Carl Pao is a Contemporary Hawaiian Artist/Educator born, raised, living and working in the city of Honolulu. He earned a Bachelor's of Fine Arts from the University of Hawaiʻi at Mānoa ('94) and a Master's of Fine Arts (w/ First Class Honours) from the Elam School of Fine Arts, University of Auckland ('99). Carl has been teaching full-time at the Kamehameha Schools Kapālama High School since 2000. Carl will present at least 10 pieces ranging in size from 48"h x 48"w to 60"h x 40"w to 74"h x 56"w.
Kūpaʻa Hee is a former student of Carl’s who has since shown at several important exhibit’s including a solo show at ii Gallery. As a modern Hawaiian, brought up in Eastern, Western and Pacific traditions, he gravitates towards historical events and people who have successfully found ways to meld multiple cultures in hopes that he may do so within himself: leaning on the past to inform the future. Kūpaʻa will have approximately 10 pieces for the show.

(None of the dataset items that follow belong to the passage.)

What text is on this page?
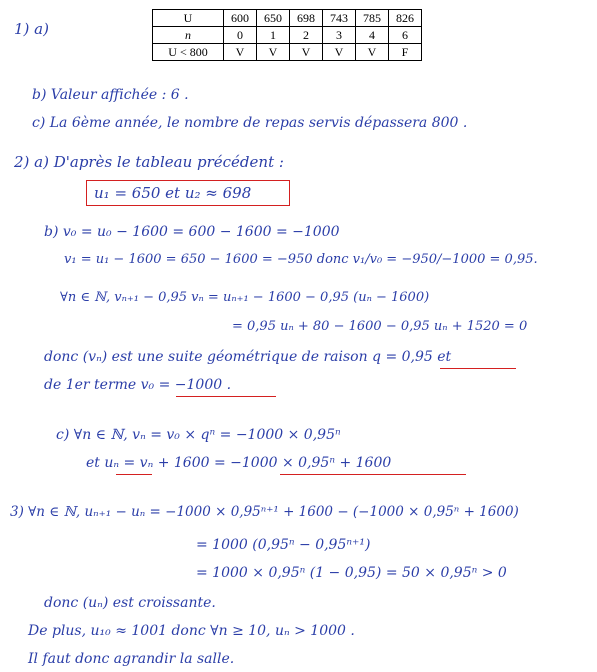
1) a)
U	600	650	698	743	785	826
n	0	1	2	3	4	6
U < 800	V	V	V	V	V	F
b) Valeur affichée : 6 .
c) La 6ème année, le nombre de repas servis dépassera 800 .
2) a) D'après le tableau précédent :
u₁ = 650 et u₂ ≈ 698
b) v₀ = u₀ − 1600 = 600 − 1600 = −1000
v₁ = u₁ − 1600 = 650 − 1600 = −950 donc v₁/v₀ = −950/−1000 = 0,95.
∀n ∈ ℕ, vₙ₊₁ − 0,95 vₙ = uₙ₊₁ − 1600 − 0,95 (uₙ − 1600)
= 0,95 uₙ + 80 − 1600 − 0,95 uₙ + 1520 = 0
donc (vₙ) est une suite géométrique de raison q = 0,95 et
de 1er terme v₀ = −1000 .
c) ∀n ∈ ℕ, vₙ = v₀ × qⁿ = −1000 × 0,95ⁿ
et uₙ = vₙ + 1600 = −1000 × 0,95ⁿ + 1600
3) ∀n ∈ ℕ, uₙ₊₁ − uₙ = −1000 × 0,95ⁿ⁺¹ + 1600 − (−1000 × 0,95ⁿ + 1600)
= 1000 (0,95ⁿ − 0,95ⁿ⁺¹)
= 1000 × 0,95ⁿ (1 − 0,95) = 50 × 0,95ⁿ > 0
donc (uₙ) est croissante.
De plus, u₁₀ ≈ 1001 donc ∀n ≥ 10, uₙ > 1000 .
Il faut donc agrandir la salle.
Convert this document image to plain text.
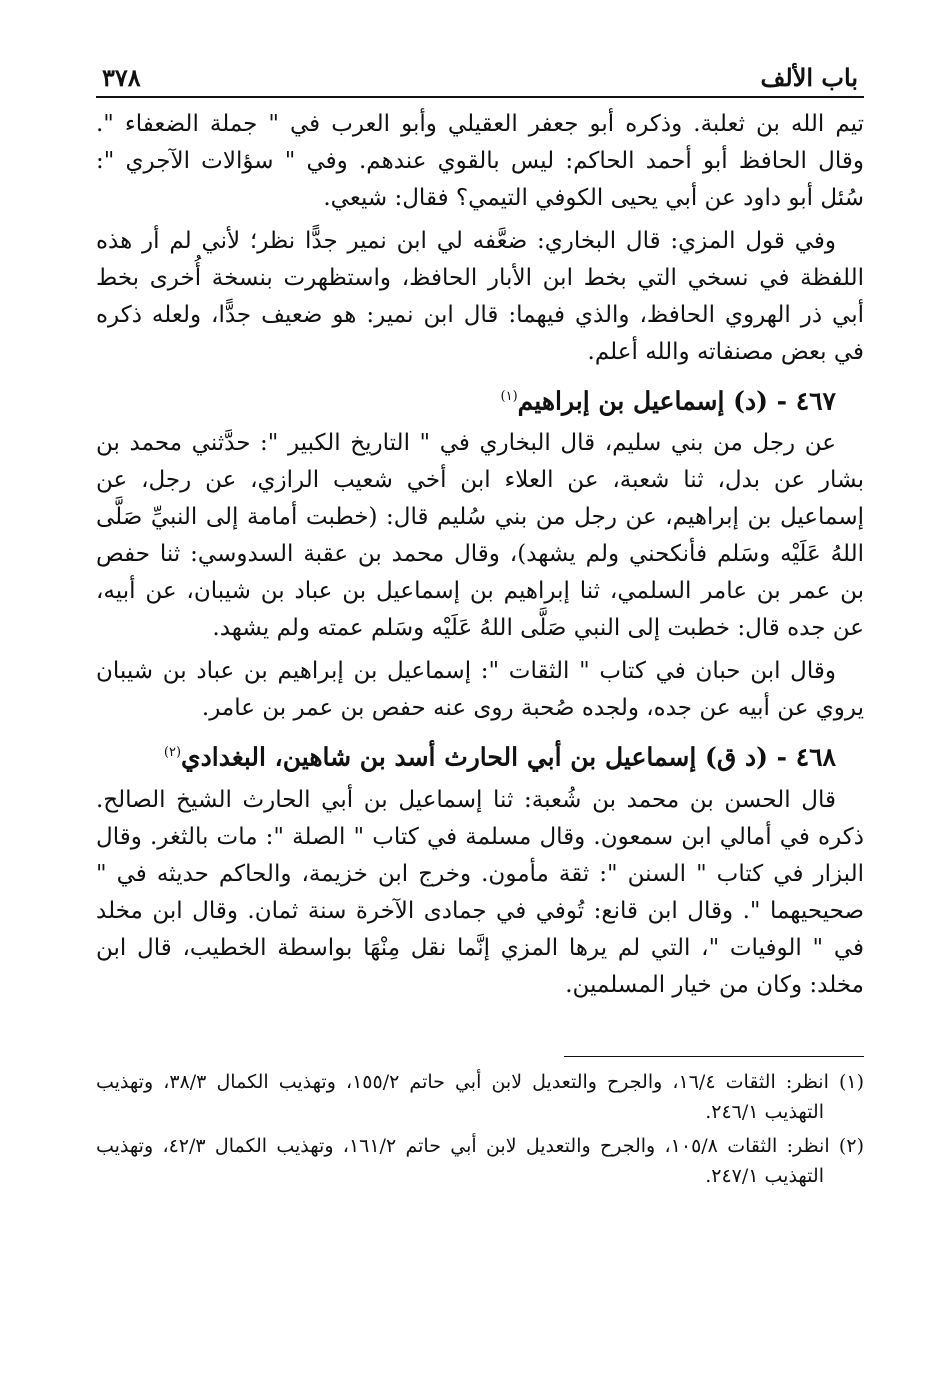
باب الألف
٣٧٨

تيم الله بن ثعلبة. وذكره أبو جعفر العقيلي وأبو العرب في " جملة الضعفاء ". وقال الحافظ أبو أحمد الحاكم: ليس بالقوي عندهم. وفي " سؤالات الآجري ": سُئل أبو داود عن أبي يحيى الكوفي التيمي؟ فقال: شيعي.

وفي قول المزي: قال البخاري: ضعَّفه لي ابن نمير جدًّا نظر؛ لأني لم أر هذه اللفظة في نسخي التي بخط ابن الأبار الحافظ، واستظهرت بنسخة أُخرى بخط أبي ذر الهروي الحافظ، والذي فيهما: قال ابن نمير: هو ضعيف جدًّا، ولعله ذكره في بعض مصنفاته والله أعلم.

٤٦٧ - (د) إسماعيل بن إبراهيم$^{(١)}$

عن رجل من بني سليم، قال البخاري في " التاريخ الكبير ": حدَّثني محمد بن بشار عن بدل، ثنا شعبة، عن العلاء ابن أخي شعيب الرازي، عن رجل، عن إسماعيل بن إبراهيم، عن رجل من بني سُليم قال: (خطبت أمامة إلى النبيِّ صَلَّى اللهُ عَلَيْه وسَلم فأنكحني ولم يشهد)، وقال محمد بن عقبة السدوسي: ثنا حفص بن عمر بن عامر السلمي، ثنا إبراهيم بن إسماعيل بن عباد بن شيبان، عن أبيه، عن جده قال: خطبت إلى النبي صَلَّى اللهُ عَلَيْه وسَلم عمته ولم يشهد.

وقال ابن حبان في كتاب " الثقات ": إسماعيل بن إبراهيم بن عباد بن شيبان يروي عن أبيه عن جده، ولجده صُحبة روى عنه حفص بن عمر بن عامر.

٤٦٨ - (د ق) إسماعيل بن أبي الحارث أسد بن شاهين، البغدادي$^{(٢)}$

قال الحسن بن محمد بن شُعبة: ثنا إسماعيل بن أبي الحارث الشيخ الصالح. ذكره في أمالي ابن سمعون. وقال مسلمة في كتاب " الصلة ": مات بالثغر. وقال البزار في كتاب " السنن ": ثقة مأمون. وخرج ابن خزيمة، والحاكم حديثه في " صحيحيهما ". وقال ابن قانع: تُوفي في جمادى الآخرة سنة ثمان. وقال ابن مخلد في " الوفيات "، التي لم يرها المزي إنَّما نقل مِنْهَا بواسطة الخطيب، قال ابن مخلد: وكان من خيار المسلمين.

(١) انظر: الثقات ١٦/٤، والجرح والتعديل لابن أبي حاتم ١٥٥/٢، وتهذيب الكمال ٣٨/٣، وتهذيب التهذيب ٢٤٦/١.

(٢) انظر: الثقات ١٠٥/٨، والجرح والتعديل لابن أبي حاتم ١٦١/٢، وتهذيب الكمال ٤٢/٣، وتهذيب التهذيب ٢٤٧/١.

Cory Taum is a young Hawaiian artist that has a studio in Kakaako and practices a contemporary urban Hawaiian approach to art making including painting on drainage ditches, water tanks, freeway pillars, and abandoned military bunkers. He was a featured artists in the MAMo 2014 exhibition “Aloha my name is.” Reclamation of contested histories is a recurring theme in his work. Cory will have several large scale paintings in the show.
Nicole Naone received a Bachelor of Fine Arts with a concentration in Sculpture from the University of Hawai’i. She is a POW! WOW! alum inspired by beauty and its self-destruction and is working with black and white drawings and sculptures for this exhibit.